N’empêche que même sans ces crises paroxystiques, je continuais à vivre dans une angoisse perpétuelle. Comme si mon ciel était noir en permanence et qu’il allait me tomber sur la tête d’une seconde à l’autre. Mes plus grandes préoccupations touchaient à ma santé et à celle de mes proches – et elles ont été confirmées quand, à son tour, mon père a développé un cancer dont il est mort deux ans plus tard. Mais en vérité, les moindres petites choses devenaient un problème et une source de catastrophes potentielles. Je suffoquais quasiment en continu. Et j’étais bien trop fière pour le montrer – ce qui m’a permis de rester debout et, pendant toutes ces années, de continuer à vivre normalement vu de l’extérieur. L’effet pervers, c’est que pas mal de gens dans mon entourage ne mesuraient absolument pas le calvaire que je vivais et l’intensité avec laquelle j’en arrivais à souhaiter mourir (pourvu que ce soit vite et sans douleur). 

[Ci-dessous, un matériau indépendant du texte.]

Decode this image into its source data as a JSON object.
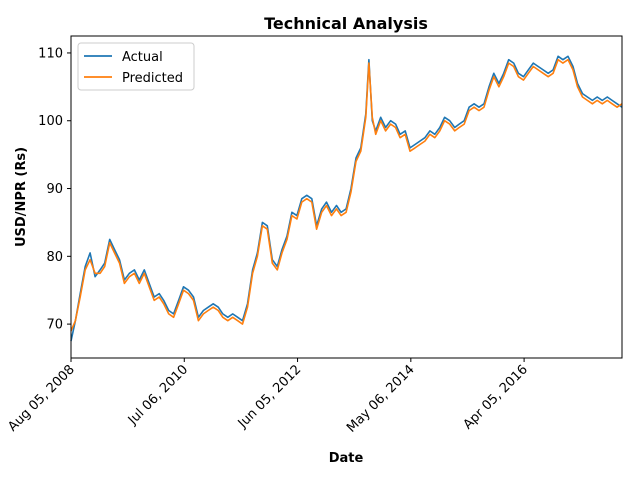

Heureusement pour moi, je n’ai hérité ni du gène de l’auto-apitoiement, ni du culte du malheur. Je voulais aller mieux; je le voulais de toutes mes forces. Alors, j’ai continué de me battre dans mon coin, souvent à l’aveuglette. J’ai contenu comme j’ai pu – généralement pas très bien – les pensées noires qui me gâchaient la vie, les spectres de désastres futurs improbables et qui m’apparaissaient pourtant quasi-certains. J’ai un peu écrit dessus mais j’en ai parlé le moins possible, considérant que les mots donnent davantage de réalité aux choses. Je savais que mes angoisses chroniques ne devaient rien à un manque d’intelligence ou de volonté: les peurs et les phobies ne siègent pas dans le cerveau rationnel mais dans l’amygdale; or, ces deux zones communiquent très mal entre elles. Tout de même, je trouvais ça insultant d’être ainsi le jouet de mon propre cerveau – l’organe sur le bon fonctionnement duquel j’avais bâti toute ma vie. 
Vous aurez peut-être remarqué que je parle au passé depuis le début de ce billet. Cela implique-t-il que je suis enfin débarrassée de mes angoisses chroniques? Peut-être. En tout cas, je suis pleine d’espoir. J’ai été confrontée ces derniers temps à deux problèmes de santé qui touchent des zones très anxiogènes chez moi et qui, il y a quelques mois encore, m’auraient plongée dans un abîme de torture mentale. Là, je me dis juste que ce sont probablement de fausses alertes et que dans le cas contraire, la médecine moderne est mon amie. Je ne suis pas brutalement devenue optimiste (faut pas déconner non plus), mais j’arrive désormais à considérer les faits d’un oeil à peu près objectif. Et objectivement, je suis en plutôt bonne forme pour quelqu’un de mon âge, sans problème grave qui menace ma vie à court ou moyen terme, et avec accès à tous les docteurs que je peux souhaiter consulter. Ca va aller. 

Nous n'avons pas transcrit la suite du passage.